UN warns attack on Yemen port threatens innocent civilians

UN warns a military attack or siege by Yemeni pro-government forces supported by US-backed, Saudi-led coalition on the port city of Hodeida will impact hundreds of thousands of innocent civilians.

2 min read
09 June, 2018
Pro-government forces in Yemen are preparing an assault on the Red Sea port [AFP]

The United Nations warned on Friday that a military attack or siege by Yemeni pro-government forces supported by a US-backed, Saudi-led coalition on the port city of Hodeida will impact hundreds of thousands of innocent civilians.

Humanitarian agencies in Yemen “fear, in a prolonged worst case, that as many as 250,000 people may lose everything — even their lives” in and around Hodeida, the UN Human Coordinator for Yemen Lise Grande said.

The UN and its partners estimate that as many as 600,000 civilians are currently living in and around Hodeida.

Government forces have been trying to seize rebel-held Hodeida, a vital lifeline from which most of Yemen’s population gets food and medicine.

The International Committee of the Red Cross said on Thursday it has pulled 71 staff members out of Yemen after a series of incidents and threats in the war-torn country.

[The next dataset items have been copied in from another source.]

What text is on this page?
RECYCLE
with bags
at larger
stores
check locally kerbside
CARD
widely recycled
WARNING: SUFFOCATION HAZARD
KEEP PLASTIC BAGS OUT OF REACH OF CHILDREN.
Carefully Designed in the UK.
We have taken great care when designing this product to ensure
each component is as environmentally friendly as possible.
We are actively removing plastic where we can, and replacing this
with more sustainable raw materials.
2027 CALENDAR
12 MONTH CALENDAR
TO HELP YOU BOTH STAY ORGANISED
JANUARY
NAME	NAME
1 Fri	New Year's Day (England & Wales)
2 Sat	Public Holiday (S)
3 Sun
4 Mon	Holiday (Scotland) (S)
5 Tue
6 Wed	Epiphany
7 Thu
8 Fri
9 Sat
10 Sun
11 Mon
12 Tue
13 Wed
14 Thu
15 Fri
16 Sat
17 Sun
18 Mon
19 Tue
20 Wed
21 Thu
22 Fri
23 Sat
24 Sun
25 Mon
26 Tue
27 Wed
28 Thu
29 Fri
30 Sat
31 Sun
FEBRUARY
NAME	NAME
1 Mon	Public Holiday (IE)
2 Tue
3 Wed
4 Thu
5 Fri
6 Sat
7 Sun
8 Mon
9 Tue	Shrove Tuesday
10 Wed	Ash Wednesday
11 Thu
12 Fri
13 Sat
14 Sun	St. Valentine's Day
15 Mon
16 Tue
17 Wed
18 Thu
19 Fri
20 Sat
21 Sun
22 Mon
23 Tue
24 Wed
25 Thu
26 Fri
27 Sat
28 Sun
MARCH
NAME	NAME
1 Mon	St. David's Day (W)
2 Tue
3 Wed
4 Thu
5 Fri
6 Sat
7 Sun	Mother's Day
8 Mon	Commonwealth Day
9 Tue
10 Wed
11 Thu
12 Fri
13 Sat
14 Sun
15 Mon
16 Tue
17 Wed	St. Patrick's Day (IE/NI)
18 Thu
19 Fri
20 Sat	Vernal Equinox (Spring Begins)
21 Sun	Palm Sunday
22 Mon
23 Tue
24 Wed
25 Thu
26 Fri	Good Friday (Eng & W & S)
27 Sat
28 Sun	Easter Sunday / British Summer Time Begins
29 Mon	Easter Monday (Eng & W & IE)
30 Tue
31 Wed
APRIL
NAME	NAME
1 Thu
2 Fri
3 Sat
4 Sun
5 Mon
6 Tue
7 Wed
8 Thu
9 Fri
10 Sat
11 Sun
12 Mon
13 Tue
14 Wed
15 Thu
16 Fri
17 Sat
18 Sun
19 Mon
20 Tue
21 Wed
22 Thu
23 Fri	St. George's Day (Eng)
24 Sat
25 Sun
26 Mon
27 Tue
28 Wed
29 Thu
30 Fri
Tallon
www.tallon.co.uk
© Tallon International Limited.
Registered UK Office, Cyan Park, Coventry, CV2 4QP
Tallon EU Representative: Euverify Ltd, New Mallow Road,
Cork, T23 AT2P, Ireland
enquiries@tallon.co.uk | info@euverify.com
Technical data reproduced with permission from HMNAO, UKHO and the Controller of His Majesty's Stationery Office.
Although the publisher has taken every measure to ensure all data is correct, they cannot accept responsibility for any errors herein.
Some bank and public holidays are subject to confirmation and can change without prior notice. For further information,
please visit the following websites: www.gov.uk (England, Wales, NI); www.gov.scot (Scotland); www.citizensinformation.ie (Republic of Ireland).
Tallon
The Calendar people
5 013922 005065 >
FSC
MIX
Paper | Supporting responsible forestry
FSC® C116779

Dominik Stillhart, ICRC’s director of operations, said that ICRC’s staff activities have been “blocked, threatened and directly targeted in recent weeks, and we see a vigorous attempt to instrumentalize our organization as a pawn in the conflict.”

The ICRC relocated the majority of its international staff from across Yemen to Djibouti, Marie Claire Feghali of the Red Cross told The Associated Press Friday.

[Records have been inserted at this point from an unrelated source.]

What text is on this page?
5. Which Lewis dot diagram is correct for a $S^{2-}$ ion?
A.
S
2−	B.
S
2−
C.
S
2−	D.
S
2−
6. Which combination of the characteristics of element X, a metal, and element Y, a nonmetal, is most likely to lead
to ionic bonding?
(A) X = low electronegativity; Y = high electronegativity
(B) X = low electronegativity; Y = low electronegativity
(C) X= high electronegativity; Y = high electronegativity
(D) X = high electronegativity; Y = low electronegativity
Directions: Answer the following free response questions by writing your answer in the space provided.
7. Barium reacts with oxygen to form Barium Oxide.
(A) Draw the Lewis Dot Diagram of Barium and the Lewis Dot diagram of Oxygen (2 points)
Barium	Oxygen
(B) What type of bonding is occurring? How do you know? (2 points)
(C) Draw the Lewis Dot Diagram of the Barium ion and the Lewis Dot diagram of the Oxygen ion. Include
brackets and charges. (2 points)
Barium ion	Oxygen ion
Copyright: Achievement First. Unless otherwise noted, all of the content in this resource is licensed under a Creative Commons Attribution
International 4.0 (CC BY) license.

“We have received threats from all sides… There is an overall degradation of the security in all the areas we operate in Sanaa, Saada, Taiz, Aden and Hodeida” provinces, she said.

She said the ICRC should receive safety guarantees from all parties of the conflict to get the staff back again to Yemen. She said the ICRC still has close to 450 staff members in Yemen.

Read more: The magical thinking behind an attack on Hodeida

In April, unidentified armed men shot dead a humanitarian aid worker from the ICRC in Yemen’s southwestern province of Taiz.

Yemen’s civil war has raged since March 2015 between Shia rebels, known as Houthis, and government forces backed by the Saudi-led coalition.

The three-year conflict has killed more than 10,000 people and displaced more than 3 million. It has also damaged Yemen’s infrastructure, crippled its health system and pushed it to the brink of famine.

The UN considers Yemen to be the world’s worst humanitarian crisis, with more than 22.2 million people in need of assistance. Malnutrition, cholera and other diseases have killed or sickened thousands of civilians over the years.